Experimental studies [10] have shown that heart in the chest may be situated in the frontal plane at a distance up to 3 cm from the position of precordial electrode V2 on the chest. This difference in distance between surface sensor and the source inside the torso caused change in distribution and amplitudes of heart potentials measured on the body surface [17, 34]. Thus, placing electrodes even in accordance with the existing standard does not ensure that for all subjects, they are located in the same relation to the heart position. The use of body surface potential mapping might be considered to avoid not precise positioning of ECG electrodes in relation to heart location. This was already pointed out in BSPM studies showing a more complete view of the electrical activity of the heart and valuable diagnostic information not visible in standard 12-lead ECG [2, 11, 15].

Our study demonstrated complexity of the problem of ECG morphology distortion as a consequence of precordial electrodes displacements. We focused on detailed description of the influence of precordial electrodes displacement in any direction on ECG morphology in QRS and ST-T-U segments. Whether observed changes have significant effect on clinical diagnosis still remains under question and need clinically oriented studies. It was already shown that shifts of precordial leads by 2 cm can result in altered R wave progression and shift in the precordial transition zone, respectively, in 20 and 75 % of patients [9] as well as altered QRS complex and T wave [12] leading to misinterpretation regarding anteroseptal infarction and ventricular hypertrophy [9], or false statements about appearance of myocardial ischemia or right bundle branch block [12]. The analysis of ECG signals recorded from vertically displaced V1 and V2 leads could also give false impression of Brugada syndrome [16]. Schijvenaars et al. [26, 28] studied the relation of horizontal simultaneous displacement of V1–V3 leads on the changes of computer-based diagnosis concerning MI and left ventricular hypertrophy (LVH). In their experiment, V1 was shifted rightward up to 3 cm, V2 was shifted leftward up to 3 cm, and V3 was moved leftward half of this distance. Important classification changes caused by such lead displacements were observed in less than 1.5 % cases (for MI) and less than 1 % (for LVH). Our results showed that in such constructed experiment, the most affected lead in the sense of morphology changes could be only lead V2, where the changes of \(\overline{\Updelta }\) were visible in contrast to lead V1 and V2 (Fig. 3). The worst effect could be expected if the leads V1 and V2 will be shifted in direction to each other.

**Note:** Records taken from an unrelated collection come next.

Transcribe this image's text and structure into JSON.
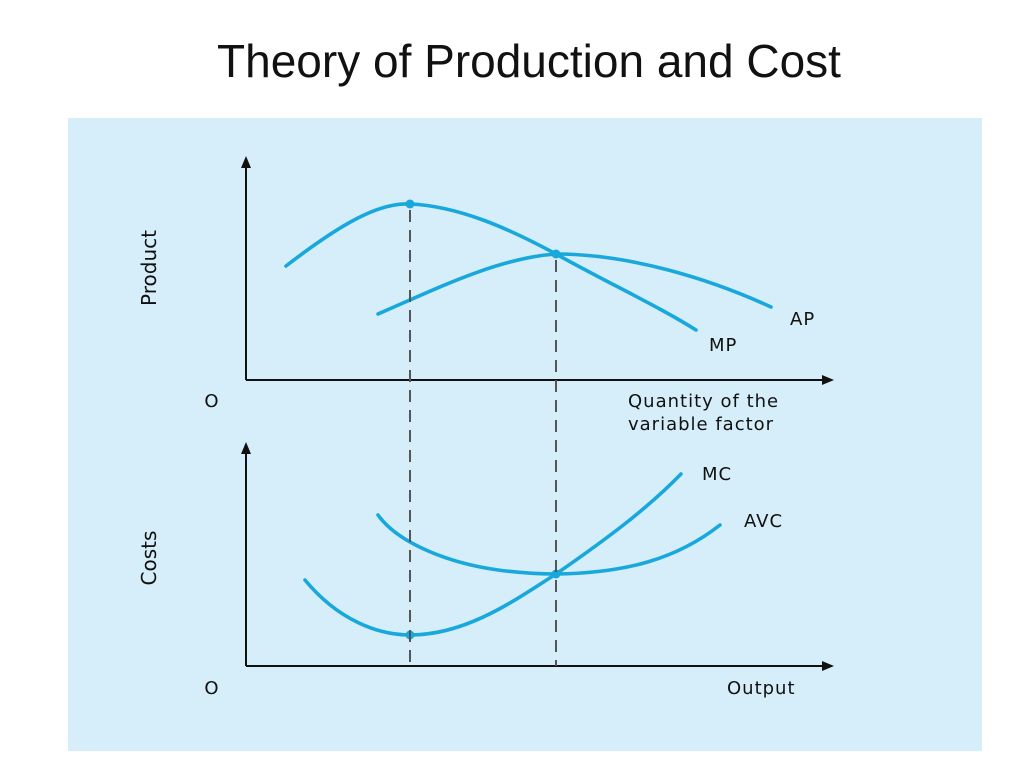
{
  "slide": {
    "title": "Theory of Production and Cost"
  },
  "colors": {
    "panel_background": "#d5eef9",
    "curve": "#18a8dc",
    "axis": "#111111",
    "guide": "#555555"
  },
  "top_graph": {
    "y_axis_label": "Product",
    "origin_label": "O",
    "x_axis_label_line1": "Quantity of the",
    "x_axis_label_line2": "variable factor",
    "curves": {
      "ap": {
        "label": "AP"
      },
      "mp": {
        "label": "MP"
      }
    }
  },
  "bottom_graph": {
    "y_axis_label": "Costs",
    "origin_label": "O",
    "x_axis_label": "Output",
    "curves": {
      "mc": {
        "label": "MC"
      },
      "avc": {
        "label": "AVC"
      }
    }
  }
}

The high inter-individual variability of ECG amplitude in studied patients’ group suggests important influence of specific human anatomy on measured ECG signals. Therefore, non-normalized ECG parameters like RMSE should be avoided for comparison of data from different subjects. The \(\overline{\Updelta }\) parameter calculated using the DFM gives additional information about the shape changes of ECG signal being more sensitive to real morphology changes. Multiparameter analysis performed gives complete view, showing time and amplitude’s scaling effects of ECG signal due to electrode displacements. Obtained results may help to choose alternative locations of precordial electrodes when there is need to expose the space on the body surface for other diagnostic procedures.